Sorghum is a high-yielding, nutrient-use efficient and secure crop that can be cultivated on over 80 per cent of the world’s agricultural land. Its geographic distribution spans semi-arid to tropical climates, and its rich genetic diversity allows for multiple specialized uses (including grain, forage and an increasing number of food applications as alcohol, beer, floor and semolina). In Europe, several types of sorghum can be seen: red, white grain sorghum, where the dwarf stemmed types are suitable for mechanical harvest, and forage sorghum which is a tall, thick-stemmed type of sorghum, with a high dry matter yields and is usually produced for green mass yield for silage or bio-energy usages. Sorghum requires little water and as water resources become more constrained and growing populations require more productivity from less arable land, sorghum is poised to meet the growing needs of both traditional agriculture and bio-industrial processes.
There are several advantages of sorghum cultivation in Europe:
- Very complete outlets in all segment: feed, food, forage, bioenergy and biomaterial.
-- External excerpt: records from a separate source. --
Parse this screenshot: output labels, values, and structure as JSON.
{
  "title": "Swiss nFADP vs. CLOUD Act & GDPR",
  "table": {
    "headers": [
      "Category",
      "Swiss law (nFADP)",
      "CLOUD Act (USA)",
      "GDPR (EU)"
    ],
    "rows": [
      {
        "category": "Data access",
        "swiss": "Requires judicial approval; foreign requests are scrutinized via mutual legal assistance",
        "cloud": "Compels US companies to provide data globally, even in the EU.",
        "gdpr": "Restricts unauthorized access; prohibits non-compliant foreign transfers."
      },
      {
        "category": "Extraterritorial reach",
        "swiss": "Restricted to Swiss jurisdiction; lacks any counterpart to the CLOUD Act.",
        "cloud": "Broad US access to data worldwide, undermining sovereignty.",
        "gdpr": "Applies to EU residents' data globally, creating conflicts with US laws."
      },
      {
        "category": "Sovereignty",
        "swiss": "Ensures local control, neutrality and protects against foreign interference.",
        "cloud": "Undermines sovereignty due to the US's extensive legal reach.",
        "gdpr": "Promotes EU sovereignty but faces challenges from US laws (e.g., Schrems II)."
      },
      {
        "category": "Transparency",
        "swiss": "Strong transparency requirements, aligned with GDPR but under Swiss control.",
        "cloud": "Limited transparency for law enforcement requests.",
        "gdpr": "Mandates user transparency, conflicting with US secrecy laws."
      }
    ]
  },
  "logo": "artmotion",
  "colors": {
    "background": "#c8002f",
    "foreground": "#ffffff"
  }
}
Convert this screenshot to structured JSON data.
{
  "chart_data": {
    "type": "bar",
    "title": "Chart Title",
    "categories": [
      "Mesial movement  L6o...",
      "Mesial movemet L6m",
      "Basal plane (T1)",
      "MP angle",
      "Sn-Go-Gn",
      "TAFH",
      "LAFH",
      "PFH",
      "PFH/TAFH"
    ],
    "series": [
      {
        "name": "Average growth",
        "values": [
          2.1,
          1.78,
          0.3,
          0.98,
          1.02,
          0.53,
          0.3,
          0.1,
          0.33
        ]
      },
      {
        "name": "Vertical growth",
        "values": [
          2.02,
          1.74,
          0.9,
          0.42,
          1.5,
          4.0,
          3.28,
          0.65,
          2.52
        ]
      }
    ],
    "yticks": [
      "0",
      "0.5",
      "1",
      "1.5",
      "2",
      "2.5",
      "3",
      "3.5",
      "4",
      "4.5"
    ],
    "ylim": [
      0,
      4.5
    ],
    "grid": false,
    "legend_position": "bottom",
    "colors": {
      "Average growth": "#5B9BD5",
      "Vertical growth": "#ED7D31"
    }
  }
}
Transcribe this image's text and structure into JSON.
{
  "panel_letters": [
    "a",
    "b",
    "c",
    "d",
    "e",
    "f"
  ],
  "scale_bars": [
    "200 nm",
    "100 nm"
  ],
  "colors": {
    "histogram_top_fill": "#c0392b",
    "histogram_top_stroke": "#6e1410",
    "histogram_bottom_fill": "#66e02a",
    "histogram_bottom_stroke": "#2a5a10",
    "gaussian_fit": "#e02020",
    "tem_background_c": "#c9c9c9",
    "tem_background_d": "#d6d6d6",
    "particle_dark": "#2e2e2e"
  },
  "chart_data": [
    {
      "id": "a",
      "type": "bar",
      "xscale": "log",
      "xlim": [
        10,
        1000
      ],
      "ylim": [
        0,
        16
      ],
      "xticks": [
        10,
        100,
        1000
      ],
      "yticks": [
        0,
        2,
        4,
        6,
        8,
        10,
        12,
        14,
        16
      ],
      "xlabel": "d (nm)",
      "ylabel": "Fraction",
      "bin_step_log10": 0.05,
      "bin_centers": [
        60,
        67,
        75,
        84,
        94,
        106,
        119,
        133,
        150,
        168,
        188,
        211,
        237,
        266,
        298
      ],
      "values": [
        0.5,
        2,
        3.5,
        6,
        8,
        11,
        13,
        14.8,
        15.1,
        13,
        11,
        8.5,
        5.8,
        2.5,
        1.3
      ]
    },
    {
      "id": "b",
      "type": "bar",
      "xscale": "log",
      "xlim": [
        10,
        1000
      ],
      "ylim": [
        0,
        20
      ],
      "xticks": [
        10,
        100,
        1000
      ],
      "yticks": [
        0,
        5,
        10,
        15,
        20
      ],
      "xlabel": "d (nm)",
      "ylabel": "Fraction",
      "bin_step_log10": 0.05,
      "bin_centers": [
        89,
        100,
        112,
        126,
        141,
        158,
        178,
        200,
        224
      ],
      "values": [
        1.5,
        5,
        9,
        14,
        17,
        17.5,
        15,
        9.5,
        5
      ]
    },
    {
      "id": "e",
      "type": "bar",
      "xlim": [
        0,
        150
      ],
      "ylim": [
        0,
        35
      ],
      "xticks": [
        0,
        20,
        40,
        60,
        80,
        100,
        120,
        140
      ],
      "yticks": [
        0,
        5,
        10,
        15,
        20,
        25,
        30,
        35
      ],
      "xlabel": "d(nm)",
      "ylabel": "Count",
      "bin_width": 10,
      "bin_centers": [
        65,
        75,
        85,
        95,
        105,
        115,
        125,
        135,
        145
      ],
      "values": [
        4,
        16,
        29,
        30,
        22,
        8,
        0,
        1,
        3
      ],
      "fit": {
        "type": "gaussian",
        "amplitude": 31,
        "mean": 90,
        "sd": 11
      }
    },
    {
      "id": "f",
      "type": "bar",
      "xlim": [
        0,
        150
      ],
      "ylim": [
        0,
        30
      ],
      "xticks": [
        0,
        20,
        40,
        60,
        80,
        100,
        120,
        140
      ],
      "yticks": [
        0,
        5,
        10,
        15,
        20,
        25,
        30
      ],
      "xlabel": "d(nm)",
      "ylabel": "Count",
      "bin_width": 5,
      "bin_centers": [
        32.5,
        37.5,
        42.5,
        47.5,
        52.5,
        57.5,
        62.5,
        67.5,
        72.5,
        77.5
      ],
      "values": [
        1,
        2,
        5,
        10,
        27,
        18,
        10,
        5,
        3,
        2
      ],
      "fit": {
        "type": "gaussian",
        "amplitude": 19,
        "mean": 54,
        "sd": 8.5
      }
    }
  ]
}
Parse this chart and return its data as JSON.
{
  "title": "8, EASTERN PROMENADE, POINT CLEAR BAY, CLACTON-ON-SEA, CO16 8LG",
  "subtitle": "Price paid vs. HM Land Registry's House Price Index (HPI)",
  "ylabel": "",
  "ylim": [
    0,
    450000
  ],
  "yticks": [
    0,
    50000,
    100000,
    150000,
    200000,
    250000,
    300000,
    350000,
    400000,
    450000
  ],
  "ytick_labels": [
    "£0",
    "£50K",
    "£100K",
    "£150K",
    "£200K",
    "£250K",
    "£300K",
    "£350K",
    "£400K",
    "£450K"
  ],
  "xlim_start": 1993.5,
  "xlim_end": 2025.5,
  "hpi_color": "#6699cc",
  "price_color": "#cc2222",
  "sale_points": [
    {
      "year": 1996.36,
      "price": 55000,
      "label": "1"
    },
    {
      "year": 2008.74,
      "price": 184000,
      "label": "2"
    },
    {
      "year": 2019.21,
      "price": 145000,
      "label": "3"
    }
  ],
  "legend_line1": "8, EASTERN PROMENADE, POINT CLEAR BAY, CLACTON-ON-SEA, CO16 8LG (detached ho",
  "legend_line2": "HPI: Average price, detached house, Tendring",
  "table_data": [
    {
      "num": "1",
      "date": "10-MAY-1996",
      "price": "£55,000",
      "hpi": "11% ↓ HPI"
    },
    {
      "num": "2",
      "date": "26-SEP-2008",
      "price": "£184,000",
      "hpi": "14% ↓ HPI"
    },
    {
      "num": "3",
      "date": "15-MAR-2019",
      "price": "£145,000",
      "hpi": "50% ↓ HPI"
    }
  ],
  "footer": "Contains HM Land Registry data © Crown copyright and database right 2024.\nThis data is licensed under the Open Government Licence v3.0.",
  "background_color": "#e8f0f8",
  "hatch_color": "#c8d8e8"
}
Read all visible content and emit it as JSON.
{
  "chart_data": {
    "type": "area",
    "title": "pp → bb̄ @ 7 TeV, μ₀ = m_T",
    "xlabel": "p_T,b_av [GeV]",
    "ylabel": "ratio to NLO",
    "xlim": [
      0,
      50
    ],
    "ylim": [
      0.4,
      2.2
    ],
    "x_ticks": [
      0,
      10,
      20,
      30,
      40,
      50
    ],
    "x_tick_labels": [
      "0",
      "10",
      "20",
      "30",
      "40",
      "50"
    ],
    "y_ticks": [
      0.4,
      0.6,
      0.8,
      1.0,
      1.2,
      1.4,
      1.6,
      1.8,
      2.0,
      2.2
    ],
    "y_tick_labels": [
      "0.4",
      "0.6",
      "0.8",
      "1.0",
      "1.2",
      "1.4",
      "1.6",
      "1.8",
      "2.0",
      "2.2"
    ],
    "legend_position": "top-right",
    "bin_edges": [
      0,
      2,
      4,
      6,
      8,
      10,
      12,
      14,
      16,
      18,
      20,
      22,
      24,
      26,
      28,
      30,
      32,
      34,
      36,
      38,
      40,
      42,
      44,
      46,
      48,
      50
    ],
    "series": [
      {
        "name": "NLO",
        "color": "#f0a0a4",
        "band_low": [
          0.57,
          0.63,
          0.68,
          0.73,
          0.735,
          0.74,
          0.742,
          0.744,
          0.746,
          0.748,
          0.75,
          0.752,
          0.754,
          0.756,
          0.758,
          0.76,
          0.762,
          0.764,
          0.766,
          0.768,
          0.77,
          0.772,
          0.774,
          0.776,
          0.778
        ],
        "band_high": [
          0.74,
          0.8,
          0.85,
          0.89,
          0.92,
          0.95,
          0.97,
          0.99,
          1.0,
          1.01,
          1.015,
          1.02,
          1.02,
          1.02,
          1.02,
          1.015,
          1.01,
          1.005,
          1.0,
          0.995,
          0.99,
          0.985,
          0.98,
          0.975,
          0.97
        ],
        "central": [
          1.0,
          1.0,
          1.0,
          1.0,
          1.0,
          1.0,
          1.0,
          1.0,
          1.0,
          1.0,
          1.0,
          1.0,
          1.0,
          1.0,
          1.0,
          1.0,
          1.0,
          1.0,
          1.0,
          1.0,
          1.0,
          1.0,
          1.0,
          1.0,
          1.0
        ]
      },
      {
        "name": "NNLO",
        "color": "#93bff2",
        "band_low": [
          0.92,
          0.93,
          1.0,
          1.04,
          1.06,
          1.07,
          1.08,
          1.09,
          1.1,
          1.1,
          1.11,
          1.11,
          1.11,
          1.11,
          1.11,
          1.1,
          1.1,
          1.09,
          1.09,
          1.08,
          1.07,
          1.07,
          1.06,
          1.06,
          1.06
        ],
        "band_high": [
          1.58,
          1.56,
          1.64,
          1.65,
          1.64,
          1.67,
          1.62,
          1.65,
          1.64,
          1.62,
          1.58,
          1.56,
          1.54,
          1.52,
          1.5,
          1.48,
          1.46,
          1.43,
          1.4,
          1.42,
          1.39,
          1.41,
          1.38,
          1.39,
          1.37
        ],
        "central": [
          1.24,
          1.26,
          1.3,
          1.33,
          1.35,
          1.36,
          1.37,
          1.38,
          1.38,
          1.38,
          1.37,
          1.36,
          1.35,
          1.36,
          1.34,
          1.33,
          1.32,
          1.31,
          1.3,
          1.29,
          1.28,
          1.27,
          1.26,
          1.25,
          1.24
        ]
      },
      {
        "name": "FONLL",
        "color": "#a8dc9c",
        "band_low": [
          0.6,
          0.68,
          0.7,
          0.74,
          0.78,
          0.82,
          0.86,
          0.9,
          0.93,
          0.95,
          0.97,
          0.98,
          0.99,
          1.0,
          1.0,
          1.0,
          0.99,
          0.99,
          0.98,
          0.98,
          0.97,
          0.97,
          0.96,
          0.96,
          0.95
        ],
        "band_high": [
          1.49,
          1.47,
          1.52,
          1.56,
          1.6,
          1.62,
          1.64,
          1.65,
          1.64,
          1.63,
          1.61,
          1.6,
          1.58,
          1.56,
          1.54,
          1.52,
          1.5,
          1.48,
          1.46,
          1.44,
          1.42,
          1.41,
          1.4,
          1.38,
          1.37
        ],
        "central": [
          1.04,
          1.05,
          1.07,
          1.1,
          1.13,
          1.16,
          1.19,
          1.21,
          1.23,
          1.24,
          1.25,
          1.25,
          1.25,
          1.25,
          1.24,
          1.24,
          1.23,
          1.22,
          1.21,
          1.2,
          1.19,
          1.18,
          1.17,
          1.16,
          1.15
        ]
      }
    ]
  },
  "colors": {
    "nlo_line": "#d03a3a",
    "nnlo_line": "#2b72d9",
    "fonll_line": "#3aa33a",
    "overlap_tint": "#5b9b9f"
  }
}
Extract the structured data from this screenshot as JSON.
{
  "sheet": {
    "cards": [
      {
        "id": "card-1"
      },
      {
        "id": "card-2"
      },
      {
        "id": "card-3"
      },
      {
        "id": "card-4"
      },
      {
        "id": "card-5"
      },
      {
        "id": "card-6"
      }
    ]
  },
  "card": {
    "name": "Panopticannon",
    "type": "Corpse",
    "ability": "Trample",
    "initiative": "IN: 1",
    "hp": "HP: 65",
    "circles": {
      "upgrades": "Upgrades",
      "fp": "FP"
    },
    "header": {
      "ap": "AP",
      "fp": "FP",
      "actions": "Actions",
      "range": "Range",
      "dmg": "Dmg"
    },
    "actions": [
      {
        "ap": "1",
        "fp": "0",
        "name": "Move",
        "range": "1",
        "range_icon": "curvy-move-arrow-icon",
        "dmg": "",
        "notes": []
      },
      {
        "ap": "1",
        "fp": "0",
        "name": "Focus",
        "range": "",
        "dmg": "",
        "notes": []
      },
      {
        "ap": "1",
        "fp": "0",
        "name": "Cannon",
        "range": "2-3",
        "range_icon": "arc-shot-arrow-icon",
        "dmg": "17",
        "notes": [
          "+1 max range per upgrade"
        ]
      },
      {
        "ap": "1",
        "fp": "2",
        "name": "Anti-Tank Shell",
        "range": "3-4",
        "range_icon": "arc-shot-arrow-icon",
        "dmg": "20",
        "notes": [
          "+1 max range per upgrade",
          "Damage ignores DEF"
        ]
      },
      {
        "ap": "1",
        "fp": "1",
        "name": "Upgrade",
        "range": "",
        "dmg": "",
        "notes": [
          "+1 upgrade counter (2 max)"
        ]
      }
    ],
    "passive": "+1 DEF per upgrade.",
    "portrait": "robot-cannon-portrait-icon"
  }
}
- Low need for inputs (fertilization & crop protection products).
- Security of grain production in superficial or medium deep soil without irrigation
- Nutritional value of sorghum grain are comparable to maize
- Low pathogen stress
- In crop rotation, it serves as a good previous crop for spring crops such as Sunflower or Maize.
- More sorghum farmer experts with better cultivation knowledge
However, there are still several hurdles to take. For example, there is a strong need to better organize the sorghum market and to stimulate the processors. Another problem is the low availability of sorghum for the whole chain. In addition, there is a clear need to stimulate the storage agencies and to increase the crop cultivation knowledge of farmers.
Luckily, during the past two years, a lot of important initiatives have been taken for sorghum development in Europe, such as the organization of the first European sorghum congress in 2016. On top of that, subsidies were received from the European Union for the promotion of sorghum in seven countries: Spain, France, Italy, Romania, Bulgaria, Ukraine and Russia, accompanied by a strong communication program to be launched starting from June of 2017. There is also an initiative to create a European sorghum association to lead all the initiatives, to be launched officially in Brussel September 2017. And discussions on the post-2020 CAP program include the idea to introduce a higher place of Sorghum in the UE with motivate farmers on sorghum cultivation and motivate processors and consumers towards higher sorghum use.